Time for some rough Fermi estimates with GNU units as a calculator.

Pretend this was one big archive and it could copy sequentially. 1 Gb link, say with overhead the transfer gets 70% of that.

You have: (.7 / 8) GB /s
You want: hr / 427 GB
        reciprocal conversion
        * 1.3555556
        / 0.73770492

But it took way longer than an hour and a half. With lots of small files, metadata IO dominates transfer times, and these are small on average:

You have: 427 GB / 4476474
You want: kB
        * 95.387575
        / 0.010483546

Assume rsync has to do an IO per file or directory to check metadata, and another IO to copy it.
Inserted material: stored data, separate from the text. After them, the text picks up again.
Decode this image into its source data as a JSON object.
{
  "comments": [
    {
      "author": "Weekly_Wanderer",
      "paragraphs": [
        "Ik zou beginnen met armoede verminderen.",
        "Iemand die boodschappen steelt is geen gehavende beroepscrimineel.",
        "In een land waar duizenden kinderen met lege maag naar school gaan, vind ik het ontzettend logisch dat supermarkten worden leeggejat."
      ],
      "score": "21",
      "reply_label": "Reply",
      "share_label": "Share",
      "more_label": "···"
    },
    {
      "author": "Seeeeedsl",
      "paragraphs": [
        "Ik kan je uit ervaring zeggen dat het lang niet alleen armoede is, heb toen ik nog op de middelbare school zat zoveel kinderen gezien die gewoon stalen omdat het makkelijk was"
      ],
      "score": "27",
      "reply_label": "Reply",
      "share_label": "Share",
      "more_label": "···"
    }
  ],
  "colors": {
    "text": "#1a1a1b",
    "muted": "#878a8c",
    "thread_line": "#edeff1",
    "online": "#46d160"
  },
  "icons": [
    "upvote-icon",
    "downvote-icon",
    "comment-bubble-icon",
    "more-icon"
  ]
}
You didn't describe storage, but say worst case of a SATA spinner, so 50 IOPS.

You have: 50 / s
You want: hr / (2 * 5000000)
        reciprocal conversion
        * 55.555556
        / 0.018

Two and a quarter days is actually low, if you said you stopped it on the 3rd day.

My educated guesses will get a lot of things wrong: system load, storage capability, how rsync's algorithms perform with this many files, how many files were deleted in the target. But it helps to get close to the order of magnitude of work done, then compare to the system's limits.


About copying this faster: copy archives or images, not files. Much less file metadata, and a sequential copy. For example, take a LVM snapshot, and use dd to pipe the entire file system over the network. Not nearly as flexible as rsync, can only copy over the entire volume.

Solution 2:

Include the option -v and --progress

This will display the count-down timer while the copy process is in progress.

user@ubuntu:/opt/$ rsync -v --progress test.iso /tmp/
test.iso
  1,459,486,720 100%   51.41MB/s    0:00:27 (xfr#1, to-chk=0/1)

sent 1,459,843,134 bytes  received 35 bytes  53,085,206.15 bytes/sec
total size is 1,459,486,720  speedup is 1.00

In this example, the copy process will take 27 seconds (0:00:27) to complete. The count-down timer started from 27 seconds (copy progress 0%) and went down all the way to zero seconds (copy progress 100%). After completion, the 27 seconds was re-displayed as an indicator that the whole process took 27 seconds in total.